- Location: Kevin and Kate's
- With Beavis and Butthead (and, to a lesser extent, King of the Hill) Mike Judge made a name for himself by producing satire that actually appealed to the targets it lampooned. The tone was always more juvenile than Juvenalian, inviting everyone to laugh along with the idiots, even if doing so subtly brought the audience one step closer to the stage. Idiocracy may very well be the culmination of this approach: A really stupid and entertaining film about the really stupid and entertaining future of humanity.
- As the hilarious opening narration informs us, evolution had caused humans to become "stupider at a frightening rate" while the world's greatest minds were being wasted "conquering hair loss and prolonging erections." As a result, the astoundingly average cryogenic test subjects Joe (Luke Wilson) and Rita (Maya Rudolph) wake up in the year 2505 to find that they are the two smartest people on the planet. By far. In the future, corporate sponsorship has reached absolute saturation, TV programming consists of such gems as "The Masturbation Channel" and "Ow, My Balls!" and the English language has transformed into "a hybrid of hillbilly, valleygirl, inner-city slang and various grunts." The examples are so perfect that I can't stop listing them.
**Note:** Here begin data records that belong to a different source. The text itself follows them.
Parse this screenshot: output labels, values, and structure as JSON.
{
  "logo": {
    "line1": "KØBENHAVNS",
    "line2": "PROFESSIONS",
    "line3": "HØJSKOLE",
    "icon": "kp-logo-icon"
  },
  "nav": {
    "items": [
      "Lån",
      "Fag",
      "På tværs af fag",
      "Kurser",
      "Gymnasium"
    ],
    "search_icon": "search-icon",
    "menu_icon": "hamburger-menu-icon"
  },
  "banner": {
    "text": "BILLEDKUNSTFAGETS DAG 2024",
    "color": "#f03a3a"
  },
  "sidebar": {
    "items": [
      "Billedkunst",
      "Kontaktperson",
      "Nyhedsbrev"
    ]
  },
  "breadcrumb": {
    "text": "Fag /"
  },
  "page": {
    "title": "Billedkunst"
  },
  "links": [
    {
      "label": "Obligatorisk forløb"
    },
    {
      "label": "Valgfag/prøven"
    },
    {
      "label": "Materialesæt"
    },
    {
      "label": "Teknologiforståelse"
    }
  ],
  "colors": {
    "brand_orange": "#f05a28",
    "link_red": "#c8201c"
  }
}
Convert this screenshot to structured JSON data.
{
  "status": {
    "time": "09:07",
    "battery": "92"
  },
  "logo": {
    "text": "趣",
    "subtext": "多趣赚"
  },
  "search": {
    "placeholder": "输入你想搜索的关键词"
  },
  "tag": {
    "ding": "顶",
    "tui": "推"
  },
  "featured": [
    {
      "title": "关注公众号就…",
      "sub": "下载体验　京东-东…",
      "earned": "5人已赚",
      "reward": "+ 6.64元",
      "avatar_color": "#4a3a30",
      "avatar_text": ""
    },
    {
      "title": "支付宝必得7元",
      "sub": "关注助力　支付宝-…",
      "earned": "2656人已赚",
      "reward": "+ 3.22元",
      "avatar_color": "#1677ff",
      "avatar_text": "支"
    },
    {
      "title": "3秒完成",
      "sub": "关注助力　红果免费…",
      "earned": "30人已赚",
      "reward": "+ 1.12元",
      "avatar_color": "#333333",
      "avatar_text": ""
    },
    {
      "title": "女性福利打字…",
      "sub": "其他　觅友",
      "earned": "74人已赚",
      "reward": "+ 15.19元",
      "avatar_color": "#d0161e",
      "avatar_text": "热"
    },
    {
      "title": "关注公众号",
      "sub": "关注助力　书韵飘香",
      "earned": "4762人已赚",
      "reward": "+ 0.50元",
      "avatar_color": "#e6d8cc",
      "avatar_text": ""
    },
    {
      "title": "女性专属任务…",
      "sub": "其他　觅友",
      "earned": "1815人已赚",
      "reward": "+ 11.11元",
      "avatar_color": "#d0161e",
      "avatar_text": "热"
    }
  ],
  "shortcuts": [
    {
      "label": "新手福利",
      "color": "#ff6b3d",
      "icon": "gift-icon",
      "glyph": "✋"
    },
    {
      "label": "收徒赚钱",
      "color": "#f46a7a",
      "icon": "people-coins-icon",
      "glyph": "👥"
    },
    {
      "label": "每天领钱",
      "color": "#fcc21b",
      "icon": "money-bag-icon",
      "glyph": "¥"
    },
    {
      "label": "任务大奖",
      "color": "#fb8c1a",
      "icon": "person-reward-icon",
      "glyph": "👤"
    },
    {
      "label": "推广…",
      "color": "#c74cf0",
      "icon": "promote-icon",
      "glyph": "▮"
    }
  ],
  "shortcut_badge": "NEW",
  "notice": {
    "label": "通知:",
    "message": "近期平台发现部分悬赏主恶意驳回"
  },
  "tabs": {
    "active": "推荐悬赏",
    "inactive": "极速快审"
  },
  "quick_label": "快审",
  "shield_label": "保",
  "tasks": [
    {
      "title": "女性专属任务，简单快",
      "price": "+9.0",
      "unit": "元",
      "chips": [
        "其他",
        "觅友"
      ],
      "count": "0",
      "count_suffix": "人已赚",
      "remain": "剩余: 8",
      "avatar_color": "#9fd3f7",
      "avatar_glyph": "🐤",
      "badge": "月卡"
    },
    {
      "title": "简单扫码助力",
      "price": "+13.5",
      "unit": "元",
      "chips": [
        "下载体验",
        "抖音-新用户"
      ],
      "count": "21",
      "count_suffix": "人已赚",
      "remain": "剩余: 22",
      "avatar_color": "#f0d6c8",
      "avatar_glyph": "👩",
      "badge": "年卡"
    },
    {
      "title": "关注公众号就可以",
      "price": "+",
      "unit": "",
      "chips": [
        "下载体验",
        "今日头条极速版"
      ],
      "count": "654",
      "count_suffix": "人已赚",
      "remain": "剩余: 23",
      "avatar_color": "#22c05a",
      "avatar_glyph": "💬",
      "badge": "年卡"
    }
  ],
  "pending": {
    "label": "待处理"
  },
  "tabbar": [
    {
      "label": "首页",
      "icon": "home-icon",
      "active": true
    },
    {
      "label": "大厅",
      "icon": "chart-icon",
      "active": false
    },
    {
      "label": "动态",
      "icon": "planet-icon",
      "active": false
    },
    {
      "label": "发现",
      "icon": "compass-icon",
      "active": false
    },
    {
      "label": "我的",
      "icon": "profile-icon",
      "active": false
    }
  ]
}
Costco grants law degrees, Starbucks sells handjobs, and the top movie is just called Ass. It won eight Oscars.
- There's nominally a plot in there someplace about fixing all the world's problems with the help of a lawyer named Frito (Dax Shepard) and President Camacho (Terry Crews), but fortunately the story never really overwhelms the film's settings and characters. That said, it's tough to decide exactly how to evaluate Idiocracy. It's damn funny for much of its meager 84 minutes, but there are also times where it feels like the filmmakers have run out of new ways to make mouth-breathing seem funny. Then again, perhaps the joke is on me since it's impossible to intelligently discuss this film without sounding "pompous and faggy." Okay, you got me, Idiocracy.
- Stephen Root and Thomas Haden Church had cameos in this film.